You may have read it in my New Year's Resolution post, or in my tweets, or... well, pretty much anywhere else: I want to make 2020 a year of creativity and productivity! Yet... as James Clear says it in Atomic Habits:
"You don't rise to the level of your goals, you fall to the level of your systems."
So, I decided to improve my systems, to condition myself to reach my goals this year, without relying on motivation or chance. Build the right habits and find the appropriate methods so that every new day gets me closer to my dreams. Here are the main areas:
1. I defined my goals clearly (+ I experiment)
The first step was to be clear about my goals. I don’t want to just spend the next 350+ days randomly going through my daily life, hoping that some change will magically happen. I want to create that change. So, I gave a “mood” to my New Year’s Résolution: I want 2020 to be a year of creativity.
This year I want to create more and stop letting my anxiety get the better of me. I want to:
- Build and launch a web app
- Publish 52+ posts and send as many newsletters.
- Improve my health - I want to learn Spanish
So I experiment to see what are the best methods. For example, I noticed that writing every day helps me to be more creative. Why? Because it relieves me of the anxiety to “reach perfection” directly. If I know that I’ll be back tomorrow to write, I can just play around today and let my creativity flow, not stressing to make it perfect.
2. I just show up every day
In Habitify, I track all of the habits I build (coding, writing, sleeping early) and take a wild pleasure to check them off every day. I show up, and I try to stay as consistent as I can.
"I shall then make sure I feed my creativity by exercising it every day " (excerpt from my Personal Mission Statement)
At this point, I don't even care about the intensity or the quality of my work. As long as I showed up, I'm at peace. Better go to the gym and do 10 push-ups than not doing any push-ups at all, right?Just show up.
And in the event that I do miss a day in my schedule, then... so what, does it mean it's not worth it anymore? Of course, it is, so it's important to get back on track as soon as possible.
3. I don't try to reach perfection
I’m a perfectionist by nature, so you can imagine that it’s not the easiest for me. Yet... when I get down to one of my goals, I just remember that in the long run consistency will be worth way more than intensity.Stop trying to reach perfection.
I would rather write a post every day, however good it is than write the most amazing post ever 8 months.

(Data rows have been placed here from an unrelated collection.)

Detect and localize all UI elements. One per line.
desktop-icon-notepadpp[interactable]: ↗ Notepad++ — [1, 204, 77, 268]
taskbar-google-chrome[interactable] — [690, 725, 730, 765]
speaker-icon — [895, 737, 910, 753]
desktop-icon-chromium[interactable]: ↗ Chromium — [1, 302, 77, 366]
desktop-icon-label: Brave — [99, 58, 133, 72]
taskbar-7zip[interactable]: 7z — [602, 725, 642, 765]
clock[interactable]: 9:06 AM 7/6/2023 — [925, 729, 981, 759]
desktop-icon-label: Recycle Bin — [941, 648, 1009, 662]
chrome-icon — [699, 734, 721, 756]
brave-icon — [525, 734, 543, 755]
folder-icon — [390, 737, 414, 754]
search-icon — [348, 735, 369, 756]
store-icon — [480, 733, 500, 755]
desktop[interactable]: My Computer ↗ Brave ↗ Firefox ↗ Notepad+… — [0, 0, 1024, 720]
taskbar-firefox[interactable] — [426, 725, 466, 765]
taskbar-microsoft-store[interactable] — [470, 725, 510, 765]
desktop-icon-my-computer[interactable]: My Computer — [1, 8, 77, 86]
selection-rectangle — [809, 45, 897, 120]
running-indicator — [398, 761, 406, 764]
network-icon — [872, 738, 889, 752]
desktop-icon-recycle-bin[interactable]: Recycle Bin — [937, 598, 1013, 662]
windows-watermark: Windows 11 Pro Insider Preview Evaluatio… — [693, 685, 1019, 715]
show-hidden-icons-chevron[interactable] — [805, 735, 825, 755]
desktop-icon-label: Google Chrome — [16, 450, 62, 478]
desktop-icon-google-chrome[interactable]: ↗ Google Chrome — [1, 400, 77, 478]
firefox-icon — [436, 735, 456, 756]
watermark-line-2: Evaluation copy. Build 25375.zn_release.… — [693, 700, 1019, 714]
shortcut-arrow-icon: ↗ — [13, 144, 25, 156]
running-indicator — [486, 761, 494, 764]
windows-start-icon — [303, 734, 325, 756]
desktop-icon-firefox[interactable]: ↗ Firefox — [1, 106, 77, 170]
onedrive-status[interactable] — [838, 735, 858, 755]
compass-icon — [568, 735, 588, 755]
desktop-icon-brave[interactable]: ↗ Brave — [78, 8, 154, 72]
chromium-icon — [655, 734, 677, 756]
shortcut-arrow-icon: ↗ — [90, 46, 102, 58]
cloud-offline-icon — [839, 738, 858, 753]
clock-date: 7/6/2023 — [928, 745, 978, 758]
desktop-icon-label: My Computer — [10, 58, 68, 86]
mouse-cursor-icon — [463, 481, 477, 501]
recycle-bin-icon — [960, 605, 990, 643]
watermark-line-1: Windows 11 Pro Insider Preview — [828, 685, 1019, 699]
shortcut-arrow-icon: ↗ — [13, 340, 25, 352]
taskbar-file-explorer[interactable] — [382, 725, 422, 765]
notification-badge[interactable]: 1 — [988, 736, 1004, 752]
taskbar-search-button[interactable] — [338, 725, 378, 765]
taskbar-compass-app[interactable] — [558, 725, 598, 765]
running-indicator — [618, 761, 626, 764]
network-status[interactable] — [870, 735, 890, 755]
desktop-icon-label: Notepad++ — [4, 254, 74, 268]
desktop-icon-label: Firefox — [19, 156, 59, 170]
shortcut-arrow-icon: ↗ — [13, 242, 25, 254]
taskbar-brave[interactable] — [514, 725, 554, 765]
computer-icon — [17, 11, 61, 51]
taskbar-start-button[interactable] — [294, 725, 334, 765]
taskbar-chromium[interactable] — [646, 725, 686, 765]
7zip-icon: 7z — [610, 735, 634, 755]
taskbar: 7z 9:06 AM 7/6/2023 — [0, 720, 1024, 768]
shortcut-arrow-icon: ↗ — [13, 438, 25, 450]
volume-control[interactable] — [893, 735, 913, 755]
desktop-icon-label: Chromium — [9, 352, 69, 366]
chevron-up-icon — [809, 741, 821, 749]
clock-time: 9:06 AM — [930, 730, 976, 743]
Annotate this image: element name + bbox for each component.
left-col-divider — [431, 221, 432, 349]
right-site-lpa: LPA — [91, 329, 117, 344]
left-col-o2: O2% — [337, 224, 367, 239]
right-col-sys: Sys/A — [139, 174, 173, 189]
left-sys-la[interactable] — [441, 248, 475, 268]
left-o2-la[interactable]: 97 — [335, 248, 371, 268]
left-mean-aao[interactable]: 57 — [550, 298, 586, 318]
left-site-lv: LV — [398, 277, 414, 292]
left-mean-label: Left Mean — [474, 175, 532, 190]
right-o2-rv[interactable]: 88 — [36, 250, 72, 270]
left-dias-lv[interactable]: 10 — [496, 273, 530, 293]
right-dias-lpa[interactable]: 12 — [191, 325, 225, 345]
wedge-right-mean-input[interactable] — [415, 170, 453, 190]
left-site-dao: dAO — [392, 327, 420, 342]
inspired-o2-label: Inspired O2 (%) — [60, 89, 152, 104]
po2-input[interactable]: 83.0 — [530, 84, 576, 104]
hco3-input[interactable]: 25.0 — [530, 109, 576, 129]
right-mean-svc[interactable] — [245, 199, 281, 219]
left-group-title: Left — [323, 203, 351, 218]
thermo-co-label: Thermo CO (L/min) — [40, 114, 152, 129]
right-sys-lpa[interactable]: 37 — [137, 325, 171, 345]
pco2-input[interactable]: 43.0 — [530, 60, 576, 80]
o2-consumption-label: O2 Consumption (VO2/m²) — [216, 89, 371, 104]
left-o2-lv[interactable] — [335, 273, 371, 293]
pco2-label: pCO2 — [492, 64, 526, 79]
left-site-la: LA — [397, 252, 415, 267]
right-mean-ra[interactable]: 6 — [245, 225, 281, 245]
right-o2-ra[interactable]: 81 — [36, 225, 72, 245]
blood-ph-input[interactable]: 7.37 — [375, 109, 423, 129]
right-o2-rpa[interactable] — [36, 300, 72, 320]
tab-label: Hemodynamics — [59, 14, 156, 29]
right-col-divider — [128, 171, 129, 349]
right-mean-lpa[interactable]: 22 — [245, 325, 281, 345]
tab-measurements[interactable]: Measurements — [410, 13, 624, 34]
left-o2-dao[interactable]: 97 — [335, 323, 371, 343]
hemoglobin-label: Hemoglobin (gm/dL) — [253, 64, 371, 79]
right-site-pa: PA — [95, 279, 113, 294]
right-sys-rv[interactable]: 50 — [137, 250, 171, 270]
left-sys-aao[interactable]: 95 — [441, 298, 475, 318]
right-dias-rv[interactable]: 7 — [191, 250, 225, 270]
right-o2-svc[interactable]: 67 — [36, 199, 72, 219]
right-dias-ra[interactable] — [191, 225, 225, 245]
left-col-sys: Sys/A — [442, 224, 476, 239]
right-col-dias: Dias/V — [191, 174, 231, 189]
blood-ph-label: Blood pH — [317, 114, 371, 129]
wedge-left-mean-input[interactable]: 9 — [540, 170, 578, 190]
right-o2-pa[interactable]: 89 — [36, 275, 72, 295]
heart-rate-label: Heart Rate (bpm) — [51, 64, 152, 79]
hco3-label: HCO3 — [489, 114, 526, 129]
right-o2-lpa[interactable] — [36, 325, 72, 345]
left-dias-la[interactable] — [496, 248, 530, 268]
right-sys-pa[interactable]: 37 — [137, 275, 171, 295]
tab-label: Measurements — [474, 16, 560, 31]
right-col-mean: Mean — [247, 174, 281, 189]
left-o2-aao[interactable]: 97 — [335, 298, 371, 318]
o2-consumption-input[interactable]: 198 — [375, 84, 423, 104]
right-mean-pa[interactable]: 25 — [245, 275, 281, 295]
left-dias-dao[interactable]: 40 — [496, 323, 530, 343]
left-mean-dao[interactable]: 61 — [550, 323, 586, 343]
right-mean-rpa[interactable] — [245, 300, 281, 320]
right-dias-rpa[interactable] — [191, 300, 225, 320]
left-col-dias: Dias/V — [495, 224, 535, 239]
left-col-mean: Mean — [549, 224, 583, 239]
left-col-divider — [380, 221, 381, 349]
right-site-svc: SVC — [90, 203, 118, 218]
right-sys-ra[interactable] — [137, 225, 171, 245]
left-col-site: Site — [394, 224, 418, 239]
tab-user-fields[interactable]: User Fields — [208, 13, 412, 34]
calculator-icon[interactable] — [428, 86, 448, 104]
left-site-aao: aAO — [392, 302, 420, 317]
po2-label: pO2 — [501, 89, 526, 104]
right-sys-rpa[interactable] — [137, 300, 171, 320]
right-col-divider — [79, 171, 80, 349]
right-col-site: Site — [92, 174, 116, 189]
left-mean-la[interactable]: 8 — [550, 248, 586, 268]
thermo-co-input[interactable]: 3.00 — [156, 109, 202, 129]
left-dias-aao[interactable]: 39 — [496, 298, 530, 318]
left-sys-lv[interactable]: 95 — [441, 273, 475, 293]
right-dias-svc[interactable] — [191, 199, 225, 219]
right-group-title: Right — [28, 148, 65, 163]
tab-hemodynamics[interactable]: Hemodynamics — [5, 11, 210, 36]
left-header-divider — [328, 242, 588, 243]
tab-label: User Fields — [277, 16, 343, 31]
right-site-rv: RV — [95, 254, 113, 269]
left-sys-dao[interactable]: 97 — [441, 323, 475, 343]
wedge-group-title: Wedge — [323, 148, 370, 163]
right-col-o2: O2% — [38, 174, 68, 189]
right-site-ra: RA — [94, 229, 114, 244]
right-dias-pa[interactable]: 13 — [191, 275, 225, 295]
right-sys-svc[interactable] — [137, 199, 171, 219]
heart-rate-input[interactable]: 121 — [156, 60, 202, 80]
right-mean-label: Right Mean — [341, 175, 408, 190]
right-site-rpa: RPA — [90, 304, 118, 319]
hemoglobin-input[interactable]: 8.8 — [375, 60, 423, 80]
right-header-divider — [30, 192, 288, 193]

In the fields where I have to learn and remember things (Spanish, code), I don’t try to learn anything by heart, I know that “I’ll get there and I’ll understand everything” in the long run. All I need to do is keep showing up.
4. I document everything and I show my work
I really think it is important to keep track of our achievements. That's why I use Habitify and that's also why I tweet, write and post as much as I can about my progress, what I learned, or created.
- If I ever am on the verge of giving up, taking a look at all of my achievements, might get me back on the right track.
- And, sometimes the Internet has got your back also! People that are on the right path as me, or just like what I do, might just give me the motivation I need to continue.
- Finally, people might actually learn from this, and get inspired or motivated! I get to contribute and be a part of the community 😊
5. I learn from others
Speaking of learning from others... What's the point of reinventing the wheel?
Thousand, maybe millions of people have been on the same path as me in the past. I won’t be the first writer, language learner, or web developer so I might as well save some time by learning from others. That’s why I read books and follow the right persons, so I can learn from their expertise and experiences.Learn from others
This is only a projection of my system as I'm writing this post. I know (and I hope) that it is going to change. If it does, it will only mean that I learned and made progress: either or I'll be more efficient because I found better methods or I'll have defined more clearly my values by ditching some habits and behaviors. Either way, I win!
More resources on Habit Building
Actually, I have quite a few resources to recommend if you're on your path to building new habits and reaching your goals. I'll be talking extensively about this during the year, but so far here is what I'd suggest:
- "Atomic Habits" by James Clear • This book is an absolute gem and... I actually have a review on it up on the blog. Check it out!
- "Three ways to make your habits stick" • Matt D'Avella's latest video when it talks about his 12 30-day challenge experiments to build lasting habits.
- "A Better Way to Track Your Habits" • A very immersive and interesting video by Thomas Frank of College Info Geek on how to build and track habits.
That's all for today, I hope that you have enjoyed this post. Now, what about you: what are some habits are you going to be implementing to get closer to your goals?